The NHHRC was established in February 2008 to review Australia’s health system and provide a long-term reform plan for the sector.  The commission’s scope was wide ranging, examining issues such as chronic disease, ageing population, rising health costs, inefficiencies and cost shifting between Federal and State Governments and the creation of a more productive relationship between the public and private sectors. The NHHRC released its interim report on 16 February 2008 and is due to submit its final report to the Federal Government in June 2009.  116 reform directions were put forward in the NHHRC’s interim report, some of which include:

 

  • Denticare

    The Commission has recommended the establishment of a Medicare type system for dental services.  The system would be funded by an increase in the Medicare Levy of 0.75%.  Australians would opt to use the public dental system or to enroll in a private insurance dental plan.

  • Governance Reform

    The Commission has put forward a number of options regarding long term governance reform for the health system.  One of the options is the introduction of a compulsory social insurance system, which would be a tax funded community insurance scheme under which there would be multiple competing health plans for people to choose from, which would be required to cover a mandatory set of services including hospital, medical, pharmaceutical, allied health and aged care.

  • Data collection

    The collection of public and private hospital episode data nationally.

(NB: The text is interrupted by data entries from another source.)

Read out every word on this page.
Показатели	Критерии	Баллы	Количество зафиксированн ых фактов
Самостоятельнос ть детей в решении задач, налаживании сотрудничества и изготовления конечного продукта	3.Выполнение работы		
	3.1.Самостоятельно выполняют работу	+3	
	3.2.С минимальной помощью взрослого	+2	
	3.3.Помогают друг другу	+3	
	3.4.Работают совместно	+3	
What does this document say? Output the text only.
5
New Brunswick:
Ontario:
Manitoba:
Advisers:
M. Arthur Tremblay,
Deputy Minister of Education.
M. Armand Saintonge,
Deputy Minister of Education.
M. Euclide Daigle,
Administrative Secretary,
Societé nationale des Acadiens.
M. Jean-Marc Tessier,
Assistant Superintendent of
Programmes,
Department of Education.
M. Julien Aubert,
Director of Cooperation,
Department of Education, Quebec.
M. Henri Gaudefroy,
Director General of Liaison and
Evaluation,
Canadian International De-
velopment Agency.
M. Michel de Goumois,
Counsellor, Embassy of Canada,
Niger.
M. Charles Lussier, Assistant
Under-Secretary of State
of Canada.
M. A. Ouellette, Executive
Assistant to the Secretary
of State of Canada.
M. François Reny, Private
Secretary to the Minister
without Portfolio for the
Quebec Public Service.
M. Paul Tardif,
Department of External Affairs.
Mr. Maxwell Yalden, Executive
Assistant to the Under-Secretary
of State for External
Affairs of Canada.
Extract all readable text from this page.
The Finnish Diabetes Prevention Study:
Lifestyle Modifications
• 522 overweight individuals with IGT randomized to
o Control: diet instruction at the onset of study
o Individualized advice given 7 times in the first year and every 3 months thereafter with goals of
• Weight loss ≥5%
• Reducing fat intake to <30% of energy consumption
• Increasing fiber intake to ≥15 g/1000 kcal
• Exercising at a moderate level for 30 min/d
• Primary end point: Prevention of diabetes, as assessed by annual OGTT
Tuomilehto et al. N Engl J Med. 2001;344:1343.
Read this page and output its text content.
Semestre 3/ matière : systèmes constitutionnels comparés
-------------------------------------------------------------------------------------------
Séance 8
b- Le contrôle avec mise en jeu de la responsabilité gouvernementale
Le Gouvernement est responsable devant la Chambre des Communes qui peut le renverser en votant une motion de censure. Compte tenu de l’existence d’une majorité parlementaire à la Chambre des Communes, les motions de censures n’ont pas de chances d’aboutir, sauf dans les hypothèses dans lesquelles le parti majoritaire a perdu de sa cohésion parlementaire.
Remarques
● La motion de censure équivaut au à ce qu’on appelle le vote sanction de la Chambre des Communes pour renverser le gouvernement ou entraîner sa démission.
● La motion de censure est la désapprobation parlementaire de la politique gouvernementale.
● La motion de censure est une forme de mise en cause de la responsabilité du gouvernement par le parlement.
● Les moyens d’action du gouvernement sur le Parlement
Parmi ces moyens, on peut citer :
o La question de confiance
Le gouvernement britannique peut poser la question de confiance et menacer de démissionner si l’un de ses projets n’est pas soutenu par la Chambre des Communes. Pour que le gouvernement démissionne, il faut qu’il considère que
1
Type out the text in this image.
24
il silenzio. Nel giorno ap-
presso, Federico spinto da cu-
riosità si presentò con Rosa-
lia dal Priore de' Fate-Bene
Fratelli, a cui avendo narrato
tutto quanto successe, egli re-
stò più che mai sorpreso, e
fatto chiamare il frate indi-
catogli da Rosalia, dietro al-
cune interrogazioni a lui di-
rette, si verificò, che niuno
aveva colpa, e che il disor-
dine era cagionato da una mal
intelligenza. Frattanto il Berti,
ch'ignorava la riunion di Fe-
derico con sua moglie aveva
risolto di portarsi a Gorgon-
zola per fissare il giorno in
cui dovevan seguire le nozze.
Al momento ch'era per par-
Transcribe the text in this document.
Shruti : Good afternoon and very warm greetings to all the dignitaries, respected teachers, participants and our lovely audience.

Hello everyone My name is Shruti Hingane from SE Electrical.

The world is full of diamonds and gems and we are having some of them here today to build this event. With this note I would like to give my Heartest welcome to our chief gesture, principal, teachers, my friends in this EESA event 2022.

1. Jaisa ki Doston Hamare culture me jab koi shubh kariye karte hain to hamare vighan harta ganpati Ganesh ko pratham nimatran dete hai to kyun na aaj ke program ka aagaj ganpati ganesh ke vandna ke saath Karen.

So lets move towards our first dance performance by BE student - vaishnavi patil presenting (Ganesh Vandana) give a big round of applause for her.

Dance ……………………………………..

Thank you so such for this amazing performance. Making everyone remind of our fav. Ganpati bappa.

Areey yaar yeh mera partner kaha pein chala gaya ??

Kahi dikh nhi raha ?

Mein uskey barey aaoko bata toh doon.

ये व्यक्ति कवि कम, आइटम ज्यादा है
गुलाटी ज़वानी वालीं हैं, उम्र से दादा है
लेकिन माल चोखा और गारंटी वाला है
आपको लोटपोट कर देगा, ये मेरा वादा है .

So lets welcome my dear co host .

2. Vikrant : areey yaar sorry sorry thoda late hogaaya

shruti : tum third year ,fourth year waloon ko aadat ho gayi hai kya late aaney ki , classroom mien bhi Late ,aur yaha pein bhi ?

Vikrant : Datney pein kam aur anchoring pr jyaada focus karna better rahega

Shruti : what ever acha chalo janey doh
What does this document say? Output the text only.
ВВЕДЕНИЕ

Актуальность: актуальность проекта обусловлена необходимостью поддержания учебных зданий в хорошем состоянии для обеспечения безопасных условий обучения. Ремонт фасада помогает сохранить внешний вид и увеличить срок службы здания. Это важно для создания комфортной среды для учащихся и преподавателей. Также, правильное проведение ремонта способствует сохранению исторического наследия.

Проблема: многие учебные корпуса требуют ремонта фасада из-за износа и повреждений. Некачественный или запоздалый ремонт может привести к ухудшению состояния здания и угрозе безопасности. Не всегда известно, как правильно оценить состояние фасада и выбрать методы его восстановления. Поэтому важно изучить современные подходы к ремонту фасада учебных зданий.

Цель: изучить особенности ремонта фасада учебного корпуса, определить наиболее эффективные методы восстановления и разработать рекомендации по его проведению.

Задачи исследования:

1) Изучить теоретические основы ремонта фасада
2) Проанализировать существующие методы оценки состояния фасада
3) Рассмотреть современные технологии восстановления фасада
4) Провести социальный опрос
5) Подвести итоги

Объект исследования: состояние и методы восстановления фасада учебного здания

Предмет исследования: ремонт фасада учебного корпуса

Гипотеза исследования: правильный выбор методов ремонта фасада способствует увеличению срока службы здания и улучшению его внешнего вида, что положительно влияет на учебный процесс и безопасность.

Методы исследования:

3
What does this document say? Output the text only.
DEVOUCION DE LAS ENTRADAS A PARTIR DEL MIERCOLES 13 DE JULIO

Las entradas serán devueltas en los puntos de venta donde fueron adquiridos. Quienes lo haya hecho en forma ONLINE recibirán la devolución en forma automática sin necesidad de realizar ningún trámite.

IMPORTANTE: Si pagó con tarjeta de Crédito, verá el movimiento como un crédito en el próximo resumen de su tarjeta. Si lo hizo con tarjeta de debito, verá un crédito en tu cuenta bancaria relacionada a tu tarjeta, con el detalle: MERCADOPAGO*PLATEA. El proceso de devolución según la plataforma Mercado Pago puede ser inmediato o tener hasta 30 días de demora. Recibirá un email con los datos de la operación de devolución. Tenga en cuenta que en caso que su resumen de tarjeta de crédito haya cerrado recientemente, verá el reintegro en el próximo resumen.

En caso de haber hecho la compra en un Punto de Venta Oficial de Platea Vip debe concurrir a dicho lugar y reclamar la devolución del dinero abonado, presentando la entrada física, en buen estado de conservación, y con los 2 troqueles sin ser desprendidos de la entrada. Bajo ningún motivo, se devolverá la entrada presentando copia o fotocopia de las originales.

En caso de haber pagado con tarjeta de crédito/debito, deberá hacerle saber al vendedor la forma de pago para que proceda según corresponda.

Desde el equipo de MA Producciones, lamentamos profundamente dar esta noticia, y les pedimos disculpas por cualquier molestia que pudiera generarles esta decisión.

  • Electronic Health record

    The development of a person-controlled electronic personal health record.

 

National Preventative Health Taskforce

This taskforce was established in April 2008 to develop strategies to tackle health challenges posed by tobacco, alcohol and obesity and develop a National Preventative Health Strategy by June 2009.

 

National Primary Health Care Strategy

The Government is developing a strategy with advice from a specially commissioned external reference group and in consultation with State and Territory Governments for delivery in mid 2009. Its focus is tackling the health challenges of the 21st century and ensuring access to care.  Priorities include better rewarding prevention, promoting evidence-based management of chronic disease, supporting patient management of chronic conditions, supporting the role of GPs in health care, addressing the needs for access to other health professionals and encouraging greater focus on multidisciplinary care.  The strategy will also consider ways to reduce processing red tape and simplifying the Medicare Schedule.

 

Public reporting and Federal/State funding arrangements

In December 2008, the Federal and State Governments announced the details of a new health care agreement, with funding under the new arrangement to commence from 1 July 2009. The arrangement will include a performance and assessment framework to support public reporting against milestones and measures.  It also includes a number of National Partnership payments including a Health Prevention National Partnership payment, with the Commonwealth providing funding of $448.1 million over four years, and $872.1 million over six years starting from 2009-10 aimed at improving the health of all Australians.